I asked myself a similar question regarding magic: What magicians do I want to fuck?
No, that wasn't the question I asked myself. It was, "Who are the magicians you like watching, and who you think are good performers, but whose style of performance you're not drawn to?"
This first time you ask yourself this question it's obvious and easy. I think of David Copperfield and Penn and Teller and other stage performers. I like their work, but have no interest in performing in that style.
Now I ask myself the question again, but narrow it down by adding in the details of who was included after my the first round. (Stage performers were excluded, close-up performers were included.) So now the question is: Who are the close-up magicians I enjoy watching but wouldn't want to perform in their style myself?
That knocks out a lot of funny and talented performers—in fact, some of my favorite performers. What do they all have in common? They all perform in a highly-scripted, very "professional" manner. That style doesn't interest me. I prefer an unscripted, more natural, casual style.
So I ask it again, but with this new information incorporated. Who are the natural, casual close-up performers I like and who I enjoy watching, but whose style I wouldn't want to mimic in my performances? And the answer to that question for me was people like Dani DaOrtiz, Greg Wilson, and Peter Turner. I like to watch those guys, I think they're talented, and I enjoy their creations. But I wouldn't want to perform in their styles. Why not? What do they have in common?
For me what they all have in common is that their styles are very intense and forceful and almost domineering in a way. Not in a bad way, but just in a way that a lot of their material depends on a quick and animated manipulation of the spectators.
When Dani DaOrtiz forces a card he deals off clumps and spits out words like, "You tell me where to stop. I don't care. Right here? I don't care. You tell me. Ya-dah-dat-dat-dahh. Here? There? Keep going? Stop? You tell me. I no care... I no care."
When Peter Turner is revealing a digit from a cell phone passcode, a verbal stream comes pouring out. "I see you keep people at arms reach. Have two genuine friends, a lot of acquaintances. Just fell out with a friend over the phone a couple of days ago. Which is something you've told no one. It's the number 8." He says all of this in 7 seconds.
When Greg Wilson performs he grabs people by the wrist and shoulder, directs them to where he wants them to be and where he wants them to look. "Stand over here. Look at the pen, look at the coin, look behind my ear." Etc.
Dani is trying to use the pace of his delivery to get you to say stop at a certain point. Peter is trying to get in a lot of vague information along with something he knows is accurate, so when the spectator says "yes" to the number 8, it seems like she's saying yes to what came before as well. Greg is trying to get you used to him being physical with you so he can steal your watch or wallet.

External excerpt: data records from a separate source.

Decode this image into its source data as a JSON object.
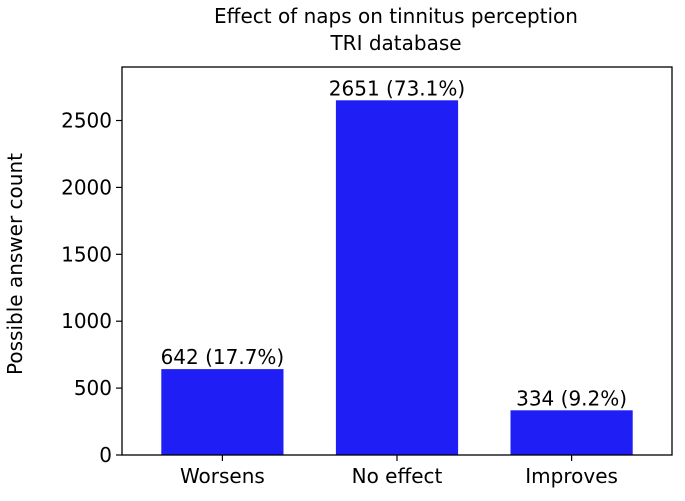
{
  "chart_data": {
    "type": "bar",
    "title": "Effect of naps on tinnitus perception",
    "subtitle": "TRI database",
    "xlabel": "",
    "ylabel": "Possible answer count",
    "categories": [
      "Worsens",
      "No effect",
      "Improves"
    ],
    "values": [
      642,
      2651,
      334
    ],
    "data_labels": [
      "642 (17.7%)",
      "2651 (73.1%)",
      "334 (9.2%)"
    ],
    "ylim": [
      0,
      2900
    ],
    "yticks": [
      0,
      500,
      1000,
      1500,
      2000,
      2500
    ],
    "ytick_labels": [
      "0",
      "500",
      "1000",
      "1500",
      "2000",
      "2500"
    ],
    "bar_color": "#1f1ff5",
    "grid": false,
    "legend": "none"
  }
}
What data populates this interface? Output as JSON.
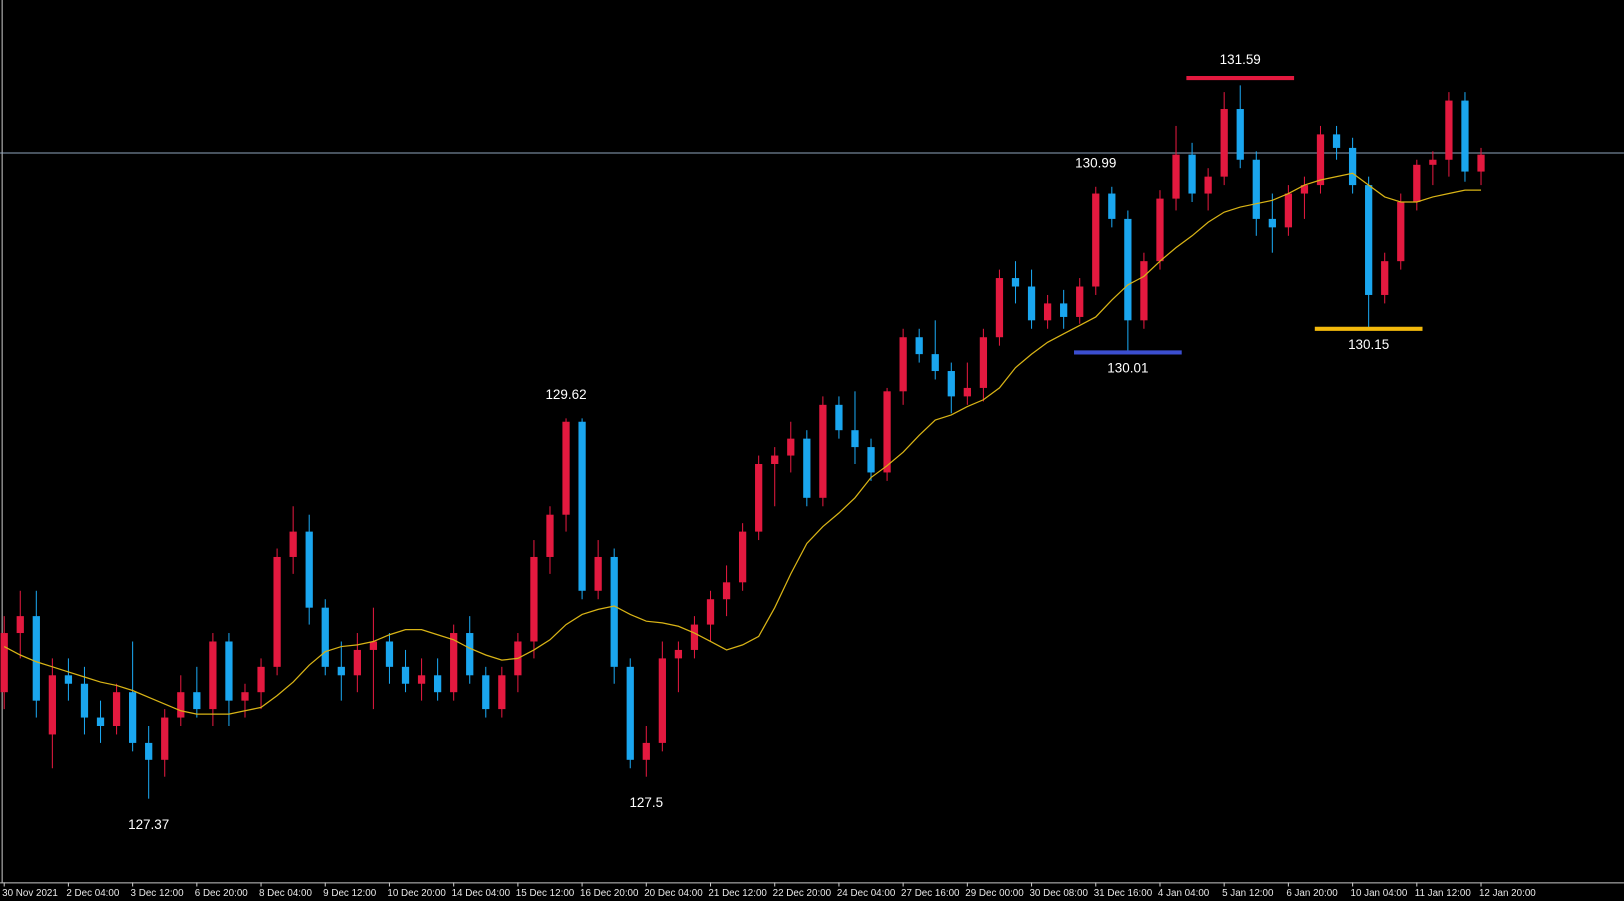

These are all valid techniques but they don't mesh with my preferred style which is beyond relaxed and low-key.
I just don't like anything that feels like me manipulating someone in any way: verbally, psychologically, or physically. You can see that throughout my work. In the JAMM #1, I describe a way to hand someone a bent coin (or any other changed object) without them noticing because I don't even like folding someone's fingers over a coin I place in their hand. 3rd Wave Equivoque and The Reverse Psychology Force were developed as ways to take the pacing of those classic techniques out of the performer's hands and into the spectator's.
My ideal performance dynamic is me curled up on the other end of the couch as you walk though the effect yourself without my apparent manipulation. And what pushed me in that direction was not watching performers I dislike, but watching performers I liked and seeing the things they did that didn't resonate with me. There isn't a ton to learn by watching people whose work you the. And there's probably a limit to what you can get out of emulating the people you love. But there's definitely something to be gained by watching people whose work you respect and admire, and then being propelled by the areas where your ideologies differ.